Trying on a pair of trousers the other day, and craning my neck to try and get a rear view of myself in the bedroom mirror, I saw a dark something in the middle of my back that I didn't think had been there the last time I looked (which isn't very often). After I'd digested the information I thought that I'd better follow the medical advice to get any change in the appearance of a mole checked out by my GP. It turned out that the soonest I could get an appointment with the only GP at the practice I actually like was ten days, or sixteen days for another that I'd met once and didn't much take to. I could see the locum in only forty-eight hours, so on the basis that his or her lack of popularity probably reflected deep-seated conservatism on the part of most patients rather than any medical deficiencies, and the fact that the first of the other two dates fell on my birthday and the second during our holiday, I settled for the locum.
The locum looked at my back and said that the moles were fine, but there was an outsize blocked pore that he could deal with if I liked. He did, and professed himself pleased with the result, saying I was the first person he'd cured all morning. He commented that dark skinned people like me were relatively unlikely to contract melanoma, which mainly afflicted redheads, but agreed it was sensible to get moles checked when in doubt, and that it is hard to see the middle of your own back. I have known two people with melanoma, though they were both redheads, and one of them died of it, so I am more hawkish about it than I might be otherwise.
When the Archers scriptwriters decided that Siobhan's adulterous behaviour was punishable by death and gave her malignant melanoma, she said that not having a partner to look at her back she had been late in picking it up. It may be that new lovers observe each other's bodies with that level of detail, despite middle age, but in my experience by the time you are embarking on your fourth decade with your life's partner, you have both begun to develop the art of glossing over physical defects. Minute inspection of each new emerging blemish would just be too demoralising. I was looking at my legs in the mirror recently, and discovered that my knees had gone baggy. I mean, when the hell did that happen?
After the doctor came the dentist, booked in a fit of panic because I hadn't been for a long time, and the surgery reserves the right to chuck you off the NHS list if you don't go for regular check-ups. The dentist said that my the teeth were fine, with no fillings needed, and that it was marvellous that I had so few. I have four or five, all except one dating from before I left school, a legacy of 1970s drill and fill dentistry. My current dentist took a charitable view, saying that in those days that was how things were done, with more precautionary fillings. I thought it probably reflected the fact that if you pay dentists according to how many fillings they do, they have an incentive to drill holes in children's teeth. When I hear from the pro-Statin lobby, funded partly by Stain manufacturers, about the population health benefits of giving Statins to all over 50s on a precautionary basis, I need only look in my own mouth to be reminded of the other side of the argument.

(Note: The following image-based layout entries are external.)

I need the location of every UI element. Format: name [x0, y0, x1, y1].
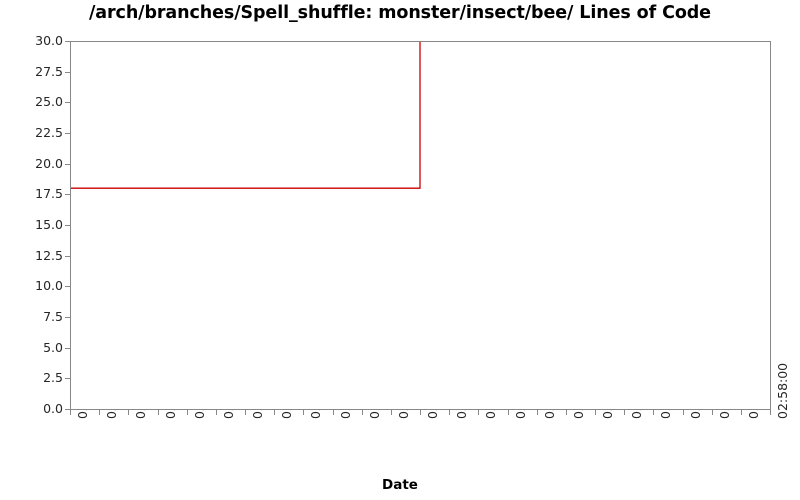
y-tick-label: 0.0: [43, 401, 63, 416]
plot-area: [70, 41, 771, 410]
x-tick-mark: [566, 410, 567, 415]
x-tick-mark: [420, 410, 421, 415]
x-tick-mark: [741, 410, 742, 415]
chart-title: /arch/branches/Spell_shuffle: monster/in…: [89, 3, 711, 23]
y-tick-mark: [65, 286, 70, 287]
y-tick-mark: [65, 102, 70, 103]
y-tick-label: 2.5: [43, 370, 63, 386]
x-tick-mark: [99, 410, 100, 415]
x-tick-mark: [449, 410, 450, 415]
x-tick-mark: [303, 410, 304, 415]
y-tick-mark: [65, 41, 70, 42]
x-tick-mark: [274, 410, 275, 415]
x-tick-mark: [391, 410, 392, 415]
x-tick-mark: [683, 410, 684, 415]
y-tick-label: 30.0: [35, 33, 63, 48]
y-tick-mark: [65, 317, 70, 318]
y-tick-mark: [65, 164, 70, 165]
x-tick-mark: [187, 410, 188, 415]
y-tick-label: 10.0: [35, 278, 63, 294]
y-tick-label: 7.5: [43, 309, 63, 324]
y-tick-label: 27.5: [35, 63, 63, 79]
y-tick-label: 25.0: [35, 94, 63, 110]
y-tick-label: 22.5: [35, 125, 63, 140]
x-tick-mark: [333, 410, 334, 415]
x-tick-mark: [537, 410, 538, 415]
x-tick-mark: [216, 410, 217, 415]
y-tick-mark: [65, 348, 70, 349]
x-tick-mark: [245, 410, 246, 415]
x-axis-label: Date: [382, 477, 418, 493]
x-tick-mark: [508, 410, 509, 415]
series-line: [71, 42, 421, 189]
x-tick-mark: [712, 410, 713, 415]
x-tick-mark: [770, 410, 771, 415]
y-tick-label: 5.0: [43, 339, 63, 355]
y-tick-mark: [65, 225, 70, 226]
x-tick-mark: [362, 410, 363, 415]
x-tick-mark: [624, 410, 625, 415]
y-tick-label: 17.5: [35, 186, 63, 202]
x-tick-label: 02:58:00: [775, 362, 790, 419]
plot-inner: [71, 42, 770, 409]
y-tick-label: 12.5: [35, 247, 63, 263]
y-axis-label: Lines: [0, 164, 3, 205]
x-tick-mark: [653, 410, 654, 415]
x-tick-mark: [158, 410, 159, 415]
x-tick-mark: [478, 410, 479, 415]
y-tick-label: 15.0: [35, 217, 63, 232]
y-tick-mark: [65, 72, 70, 73]
x-tick-mark: [128, 410, 129, 415]
y-tick-mark: [65, 378, 70, 379]
y-tick-mark: [65, 409, 70, 410]
x-tick-mark: [70, 410, 71, 415]
x-tick-mark: [595, 410, 596, 415]
y-tick-mark: [65, 256, 70, 257]
y-tick-mark: [65, 194, 70, 195]
y-tick-mark: [65, 133, 70, 134]
y-tick-label: 20.0: [35, 155, 63, 171]
series-path: [71, 42, 421, 189]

Alas, although I didn't need fillings I did need a good scrub. In the past the dentist has done the scraping and polishing, and I have regarded it as the reward for undergoing all that probing with an alarming pointed tool, but this time she told me I needed an appointment with the hygienist. I can see that it doesn't make sense for NHS dentists with their umpteen years of training to be doing work that could be carried out by hygienists, but it means I have to make an extra visit, so that's another half a morning gone, not to mention an additional £38.50.